Penceilogi (standard Penceiliogi or historically Pen-ceiliogi) is a small village on the northern outskirts of Llanelli, Carmarthenshire, Wales. It is bordered by Bryn to the east, Dafen to the north-west, Pemberton to the west and Cwmcarnhywel to the south. Administratively it lies within the community of Llanelli Rural and occupies the spur between the Dafen and Cwm Carnhywel valleys, its streets stepping up from about 40 m to 90 m above sea level on the flanks of Bryn hill. The built-up area merges westwards into Pemberton and eastwards into Bryn, while minor lanes give south-facing views towards the Burry Inlet. Llanelli Rural as a whole recorded 23,058 residents at the 2021 census, making it the most populous rural community in Wales and the largest population cluster outside the town's historic borough limits.

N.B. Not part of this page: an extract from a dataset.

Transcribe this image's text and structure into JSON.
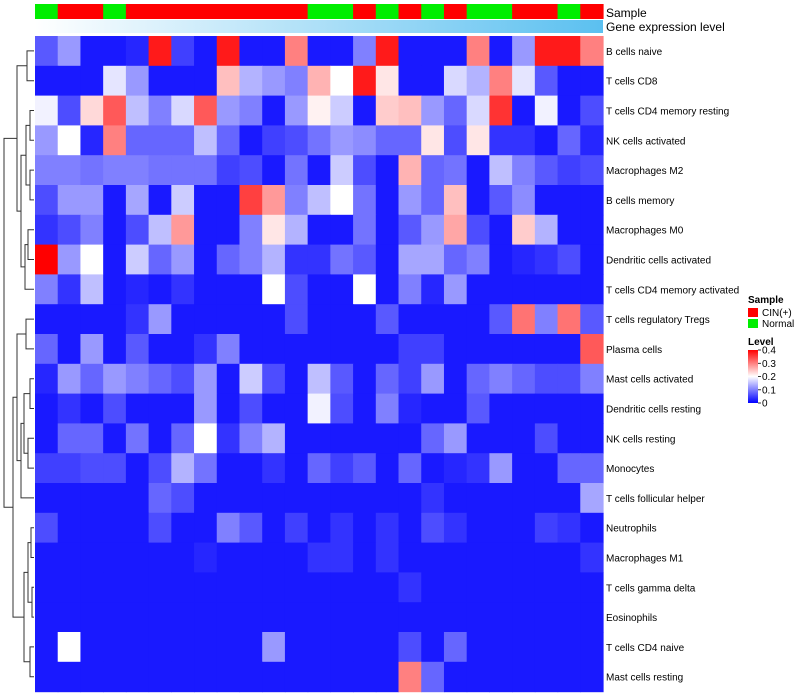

The modern settlement is almost entirely twentieth- and twenty-first-century housing. Early expansion came with inter-war council cottages on Gors Fach and Bryncoch Road, but the decisive change was the post-2000 allocation of several large green-field sites in the county's Local Development Plan. A 14.5-acre parcel at Llys y Bryn (site GA2/h56) was reserved for up to 145 dwellings, while the adjacent plateau at Y Waun secured outline permission in 2013 for 26 bungalows and, in 2021, for a mixed scheme of up to 202 homes with landscaped open space and sustainable-drainage features. The council's 2024 evidence to the revised LDP notes that the Y Waun project will be accessed off Nant-y-Gro, is within walking distance of frequent bus routes 110/111 to Swansea and Llanelli town centre, and is expected to deliver the policy requirement of twenty-five per cent affordable units.

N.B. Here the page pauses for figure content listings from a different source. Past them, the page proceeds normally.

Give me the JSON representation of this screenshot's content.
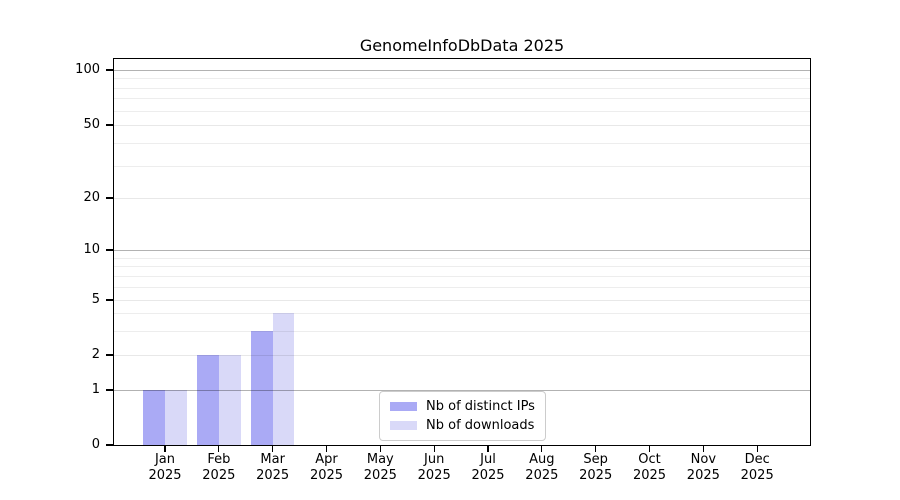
{
  "chart_data": {
    "type": "bar",
    "title": "GenomeInfoDbData 2025",
    "months": [
      "Jan",
      "Feb",
      "Mar",
      "Apr",
      "May",
      "Jun",
      "Jul",
      "Aug",
      "Sep",
      "Oct",
      "Nov",
      "Dec"
    ],
    "year": "2025",
    "series": [
      {
        "name": "Nb of distinct IPs",
        "color": "#aaaaf5",
        "values": [
          1,
          2,
          3,
          0,
          0,
          0,
          0,
          0,
          0,
          0,
          0,
          0
        ]
      },
      {
        "name": "Nb of downloads",
        "color": "#d9d9f8",
        "values": [
          1,
          2,
          4,
          0,
          0,
          0,
          0,
          0,
          0,
          0,
          0,
          0
        ]
      }
    ],
    "y_scale": "symlog",
    "ylim": [
      0,
      120
    ],
    "y_major_ticks": [
      0,
      1,
      2,
      5,
      10,
      20,
      50,
      100
    ],
    "y_minor_gridlines": [
      3,
      4,
      6,
      7,
      8,
      9,
      30,
      40,
      60,
      70,
      80,
      90
    ],
    "decade_gridlines": [
      1,
      10,
      100
    ],
    "grid": true,
    "legend_position": "lower center"
  }
}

Local services remain limited. Primary education is provided a little under 1 km east at Bryn C.P. School on Gelli Road; an Estyn monitoring visit in October 2021 judged the school to have made "sufficient progress" and removed it from special-measures status. Small convenience shops cluster on the Bryn–Penceilogi ridge, but most residents rely on the retail park and railway station at Bynea or the shopping streets of central Llanelli 3 km to the south-west. Footpaths and cycle routes link the estate roads to the wooded valley of Nant Cwm-y-Glo, now designated informal open space within the wider Cwm y Nant strategic growth zone.